US Senate leaders reach budget deal on eve of shutdown deadline

US Senate leaders said Wednesday they had reached a bipartisan budget deal for 2018 and 2019 -- a move which, if approved by Congress, would avert a looming government shutdown.
Senator Chuck Schumer | AP
Senator Chuck Schumer | AP

WASHINGTON: US Senate leaders said Wednesday they had reached a bipartisan budget deal for 2018 and 2019 -- a move which, if approved by Congress, would avert a looming government shutdown.

The agreement, months in the making, was a major achievement for both the ruling Republicans and opposition Democrats in a deeply divided Congress.

It would lift caps on military and non-military spending that were congressionally mandated back in 2011, and which both parties warned were hamstringing the US military. 

The elusive deal comes on the eve of a midnight Thursday deadline for federal spending, with the government hours away from tumbling into another shutdown if lawmakers do not pass a temporary spending bill.

"The compromise we've reached will ensure that, for the first time in years, our armed forces will have more of the resources they need to keep America safe," Senate Majority Mitch McConnell said on the Senate floor.

It would also ensure funding for domestic priorities like disaster relief, infrastructure, and fighting a surging opioid epidemic.

McConnell and top Senate Democrat Chuck Schumer said the deal was the product of extensive negotiations between both parties and the White House.

"Later this week, let's pass this budget into law alongside an extension of government funding," Schumer said. "I hope the House will follow suit and President Trump will sign it."

The White House reacted positively to the news from Capitol Hill. 

"We're certainly happy with the direction that it's moving," press secretary Sarah Sanders said, adding that the White House would need to see the final components.

The expectation is that the agreement's language would accompany a stopgap spending measure to fund government for the next six weeks, allowing federal appropriators to work up the official budget language.

But the compromise could face stiff blowback in the House, where fiscal conservatives may balk at greenlighting what is reported to be some $200 billion or more in new federal spending. 

Liberal stalwarts might also revolt, over the sensitive issue of immigration.

- Immigration at issue -
Lawmakers and the White House have negotiated at length over the fate of millions of undocumented migrants, but the immigration issue is not in the latest compromise agreement.

Instead, McConnell has pledged to allow an open debate on possible immigration solutions on the Senate floor, beginning as early as next week -- a promise he made to end a three-day shutdown last month.

Before the deal was announced, the House had passed a partisan bill that would fund government for six weeks -- but fund the military through the remainder of fiscal year 2018.

The Senate is now expected to rewrite that measure, pass it and send it back for House approval by Thursday.

But President Donald Trump's provocative outburst that he would "love to see a shutdown" if he did not get his way on immigration -- just as lawmakers sought to reach an understanding that would keep the lights on in Washington -- sent aides scrambling to downplay his remarks.

"We are not advocating for the shutdown," insisted Sanders. "The president wants a long-term deal, and he wants to get a deal on immigration."

- Deadline looming -
Democrats have long pursued a strategy to tie immigration to the debate over federal funding -- and last month implicitly threatened to bring government to a standstill absent a permanent solution for hundreds of thousands of immigrants who were brought to the country illegally as children.

The so-called "Dreamers" were shielded from deportation under the Obama-era program called Deferred Action for Childhood Arrivals.
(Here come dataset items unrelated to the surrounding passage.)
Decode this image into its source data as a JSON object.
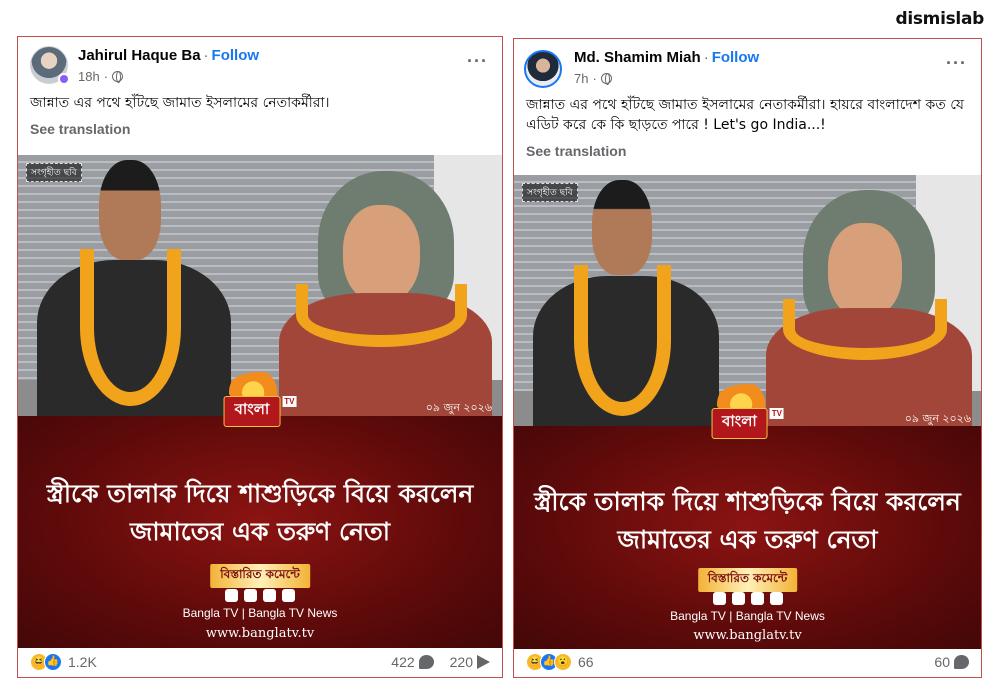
{
  "brand": "dismislab",
  "posts": [
    {
      "author": "Jahirul Haque Ba",
      "follow_label": "Follow",
      "time": "18h",
      "caption": "জান্নাত এর পথে হাঁটছে জামাত ইসলামের নেতাকর্মীরা।",
      "see_translation": "See translation",
      "image": {
        "tag": "সংগৃহীত ছবি",
        "date": "০৯ জুন ২০২৬",
        "logo_word": "বাংলা",
        "logo_tv": "TV",
        "headline_line1": "স্ত্রীকে তালাক দিয়ে শাশুড়িকে বিয়ে করলেন",
        "headline_line2": "জামাতের এক তরুণ নেতা",
        "details_label": "বিস্তারিত কমেন্টে",
        "channel": "Bangla TV | Bangla TV News",
        "website": "www.banglatv.tv"
      },
      "reactions_count": "1.2K",
      "comments_count": "422",
      "shares_count": "220",
      "reaction_icons": [
        "haha-icon",
        "like-icon"
      ]
    },
    {
      "author": "Md. Shamim Miah",
      "follow_label": "Follow",
      "time": "7h",
      "caption": "জান্নাত এর পথে হাঁটছে জামাত ইসলামের নেতাকর্মীরা। হায়রে বাংলাদেশ কত যে এডিট করে কে কি ছাড়তে পারে ! Let's go India...!",
      "see_translation": "See translation",
      "image": {
        "tag": "সংগৃহীত ছবি",
        "date": "০৯ জুন ২০২৬",
        "logo_word": "বাংলা",
        "logo_tv": "TV",
        "headline_line1": "স্ত্রীকে তালাক দিয়ে শাশুড়িকে বিয়ে করলেন",
        "headline_line2": "জামাতের এক তরুণ নেতা",
        "details_label": "বিস্তারিত কমেন্টে",
        "channel": "Bangla TV | Bangla TV News",
        "website": "www.banglatv.tv"
      },
      "reactions_count": "66",
      "comments_count": "60",
      "reaction_icons": [
        "haha-icon",
        "like-icon",
        "wow-icon"
      ]
    }
  ],
  "colors": {
    "follow": "#1877f2",
    "border": "#c0504d",
    "panel": "#5e0a0a"
  }
}
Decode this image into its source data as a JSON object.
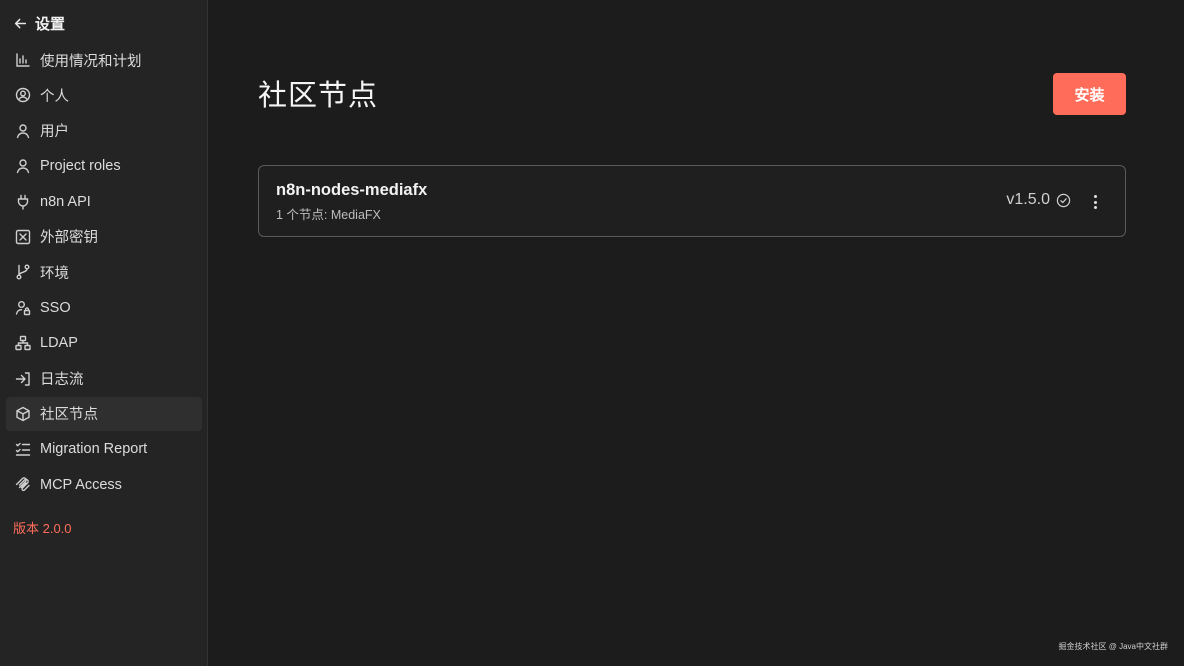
{
  "sidebar": {
    "back_label": "设置",
    "items": [
      {
        "label": "使用情况和计划",
        "icon": "chart-bar-icon"
      },
      {
        "label": "个人",
        "icon": "user-circle-icon"
      },
      {
        "label": "用户",
        "icon": "user-icon"
      },
      {
        "label": "Project roles",
        "icon": "user-icon"
      },
      {
        "label": "n8n API",
        "icon": "plug-icon"
      },
      {
        "label": "外部密钥",
        "icon": "vault-icon"
      },
      {
        "label": "环境",
        "icon": "git-branch-icon"
      },
      {
        "label": "SSO",
        "icon": "user-lock-icon"
      },
      {
        "label": "LDAP",
        "icon": "network-icon"
      },
      {
        "label": "日志流",
        "icon": "sign-in-icon"
      },
      {
        "label": "社区节点",
        "icon": "cube-icon",
        "active": true
      },
      {
        "label": "Migration Report",
        "icon": "list-checks-icon"
      },
      {
        "label": "MCP Access",
        "icon": "mcp-icon"
      }
    ],
    "version": "版本 2.0.0"
  },
  "main": {
    "title": "社区节点",
    "install_label": "安装",
    "packages": [
      {
        "name": "n8n-nodes-mediafx",
        "subtitle": "1 个节点: MediaFX",
        "version": "v1.5.0"
      }
    ]
  },
  "watermark": "掘金技术社区 @ Java中文社群",
  "colors": {
    "accent": "#ff6d5a",
    "background": "#1c1c1c",
    "sidebar": "#242424"
  }
}
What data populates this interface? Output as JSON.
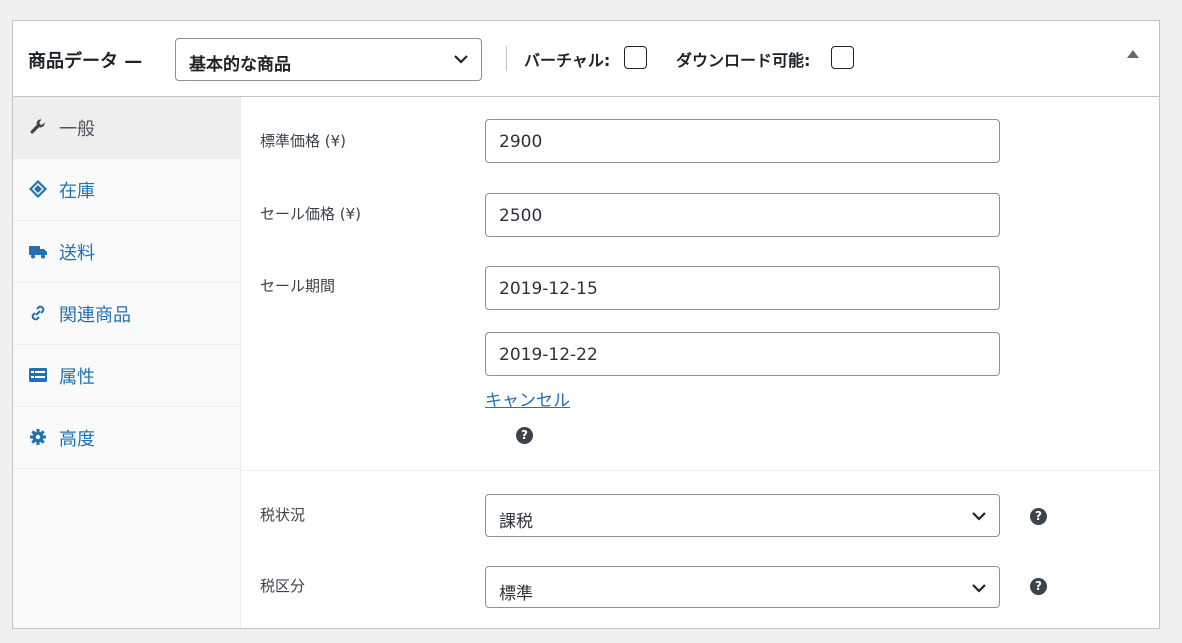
{
  "header": {
    "title": "商品データ —",
    "product_type": "基本的な商品",
    "virtual_label": "バーチャル:",
    "downloadable_label": "ダウンロード可能:"
  },
  "tabs": [
    {
      "label": "一般",
      "icon": "wrench-icon"
    },
    {
      "label": "在庫",
      "icon": "tag-icon"
    },
    {
      "label": "送料",
      "icon": "truck-icon"
    },
    {
      "label": "関連商品",
      "icon": "link-icon"
    },
    {
      "label": "属性",
      "icon": "list-icon"
    },
    {
      "label": "高度",
      "icon": "gear-icon"
    }
  ],
  "fields": {
    "regular_price_label": "標準価格 (¥)",
    "regular_price": "2900",
    "sale_price_label": "セール価格 (¥)",
    "sale_price": "2500",
    "sale_period_label": "セール期間",
    "sale_from": "2019-12-15",
    "sale_to": "2019-12-22",
    "cancel_label": "キャンセル",
    "tax_status_label": "税状況",
    "tax_status": "課税",
    "tax_class_label": "税区分",
    "tax_class": "標準",
    "help_glyph": "?"
  },
  "colors": {
    "link": "#2271b1",
    "border": "#8c8f94",
    "active_tab_bg": "#eeeeee"
  }
}
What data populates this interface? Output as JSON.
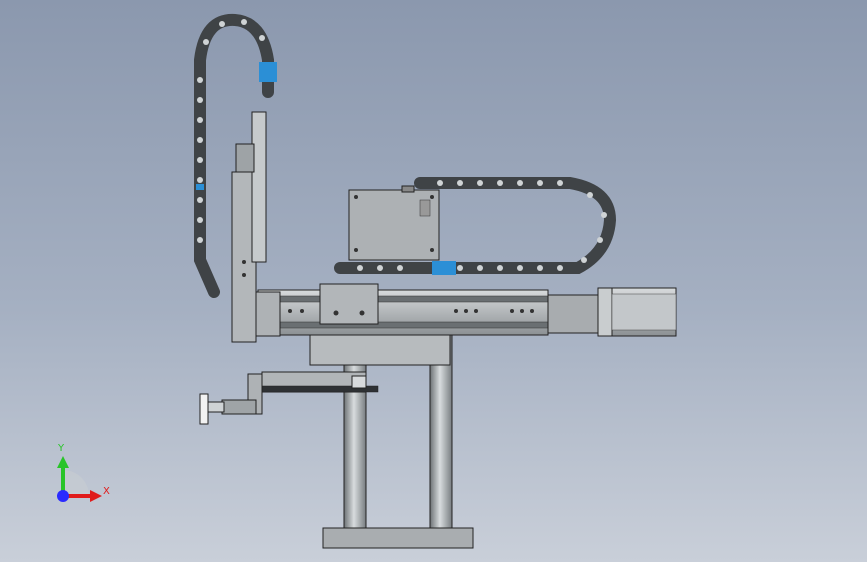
{
  "viewport": {
    "background_top": "#8b98ae",
    "background_bottom": "#c9cfd9"
  },
  "triad": {
    "x_label": "X",
    "y_label": "Y",
    "x_color": "#e01b1b",
    "y_color": "#28c428",
    "z_color": "#2a2aff"
  },
  "model": {
    "name": "linear-robot-arm-assembly",
    "link_color": "#3f4346",
    "accent_link_color": "#2b8fd6",
    "frame_color": "#9aa0a3"
  }
}
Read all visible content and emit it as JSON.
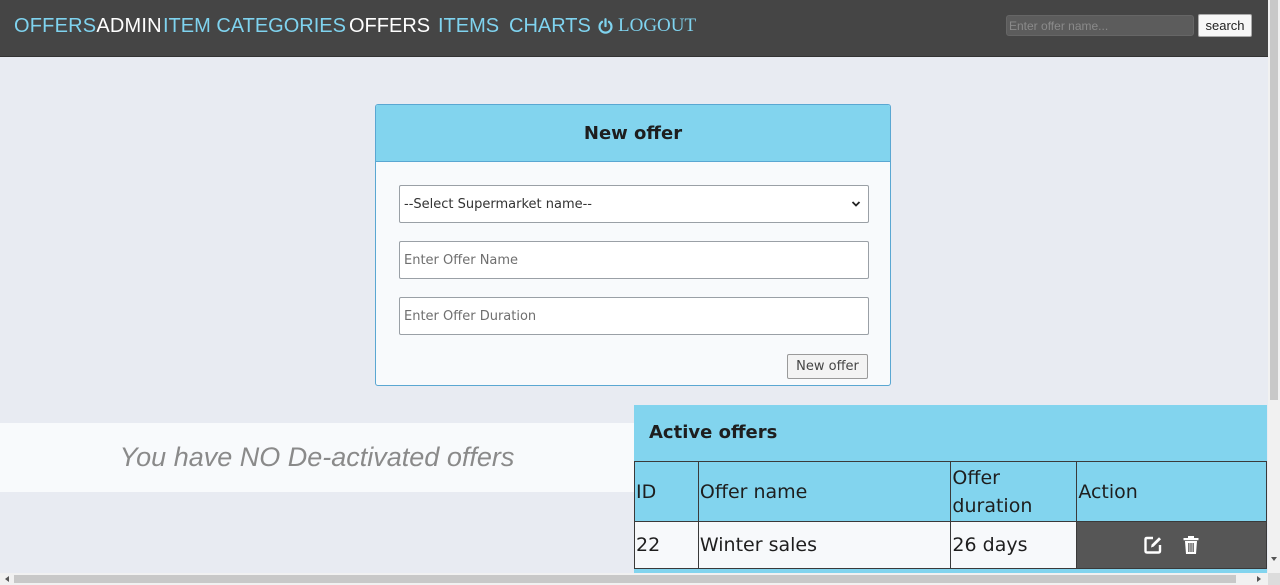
{
  "nav": {
    "brand_part1": "OFFERS",
    "brand_part2": "ADMIN",
    "links": [
      {
        "label": "ITEM CATEGORIES"
      },
      {
        "label": "OFFERS"
      },
      {
        "label": "ITEMS"
      },
      {
        "label": "CHARTS"
      }
    ],
    "logout_label": "LOGOUT",
    "search_placeholder": "Enter offer name...",
    "search_button": "search"
  },
  "new_offer": {
    "title": "New offer",
    "supermarket_select": "--Select Supermarket name--",
    "offer_name_placeholder": "Enter Offer Name",
    "offer_duration_placeholder": "Enter Offer Duration",
    "submit_label": "New offer"
  },
  "deactivated": {
    "message": "You have NO De-activated offers"
  },
  "active_offers": {
    "title": "Active offers",
    "columns": [
      "ID",
      "Offer name",
      "Offer duration",
      "Action"
    ],
    "rows": [
      {
        "id": "22",
        "name": "Winter sales",
        "duration": "26 days"
      }
    ]
  },
  "colors": {
    "navbar": "#454545",
    "accent": "#7fd3ef",
    "panel_header": "#82d4ee",
    "page_bg": "#e8ebf2"
  }
}
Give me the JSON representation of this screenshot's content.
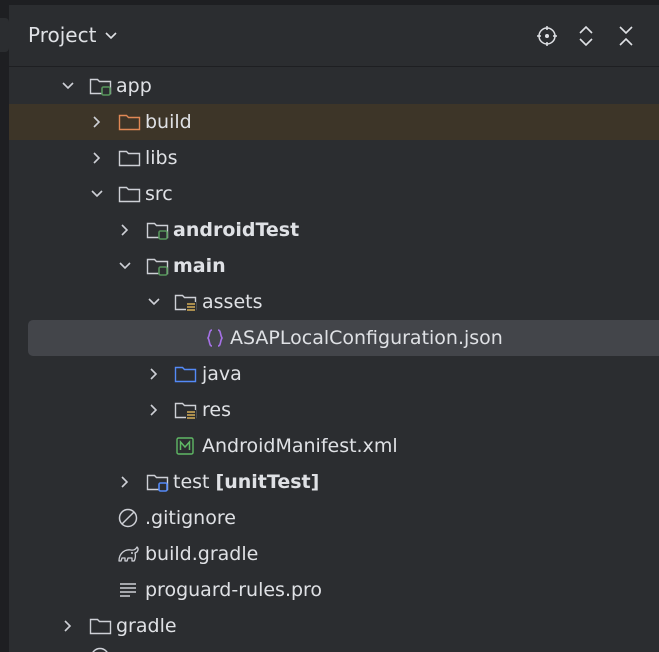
{
  "header": {
    "title": "Project"
  },
  "tree": {
    "app": "app",
    "build": "build",
    "libs": "libs",
    "src": "src",
    "androidTest": "androidTest",
    "main": "main",
    "assets": "assets",
    "asap_json": "ASAPLocalConfiguration.json",
    "java": "java",
    "res": "res",
    "manifest": "AndroidManifest.xml",
    "test": "test",
    "test_suffix": "[unitTest]",
    "gitignore": ".gitignore",
    "build_gradle": "build.gradle",
    "proguard": "proguard-rules.pro",
    "gradle": "gradle"
  },
  "colors": {
    "folder": "#ced0d6",
    "excluded_folder": "#e08855",
    "module_badge": "#57965c",
    "test_badge": "#548af7",
    "source_folder": "#548af7",
    "json_icon": "#a571e6",
    "manifest_icon": "#5fb865",
    "resource_lines": "#d6ae58"
  }
}
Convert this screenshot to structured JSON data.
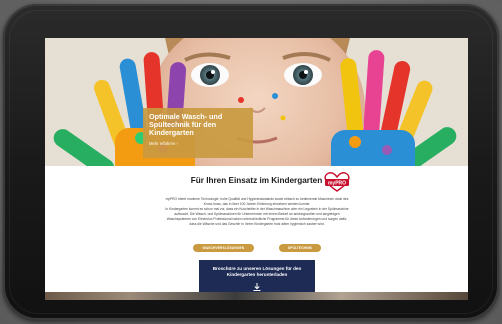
{
  "hero": {
    "title_line1": "Optimale Wasch- und",
    "title_line2": "Spültechnik für den",
    "title_line3": "Kindergarten",
    "link": "Mehr erfahren ›"
  },
  "section": {
    "heading": "Für Ihren Einsatz im Kindergarten",
    "logo_text": "myPRO",
    "paragraph": [
      "myPRO bietet moderne Technologie, hohe Qualität und Hygienestandards sowie einfach zu bedienende Maschinen dank des",
      "Know-hows, das in über 100 Jahren Erfahrung einsetzen werden konnte.",
      "In Kindergarten kommt es schon mal vor, dass ein Kuscheltier in der Waschmaschine oder ein Legostein in der Spülmaschine",
      "auftaucht. Die Wasch- und Spülmaschinen für Unternehmen mit einem Bedarf an anklungsvollen und langlebigen",
      "Waschsystemen von Electrolux Professional haben unterschiedliche Programme für diese Anforderungen und sorgen dafür,",
      "dass die Wäsche und das Geschirr in Ihrem Kindergarten trotz allem hygienisch sauber wird."
    ]
  },
  "buttons": {
    "wash": "WASCHVERSLÖSUNGEN",
    "dish": "SPÜLTECHNIK"
  },
  "cta": {
    "line1": "Broschüre zu unseren Lösungen für den",
    "line2": "Kindergarten herunterladen"
  },
  "icons": {
    "download": "download-icon"
  },
  "colors": {
    "accent": "#c99a40",
    "cta_bg": "#1d2b55",
    "logo_red": "#c8102e"
  }
}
But Trump ended the program last September, and set March 5 as a deadline for resolving the issue.

With less than a month before the DACA deadline, no solution was in sight.

The White House plan -- which would put 1.8 million immigrants on a path to citizenship, boost border security, and dramatically curtail legal immigration -- has been panned by Democrats. A series of bipartisan efforts have stalled.

Top House Democrat Nancy Pelosi was again demanding action on immigration from House Speaker Paul Ryan in order to get her support for the budget deal.

It remained unclear how many in Pelosi's party would follow her lead.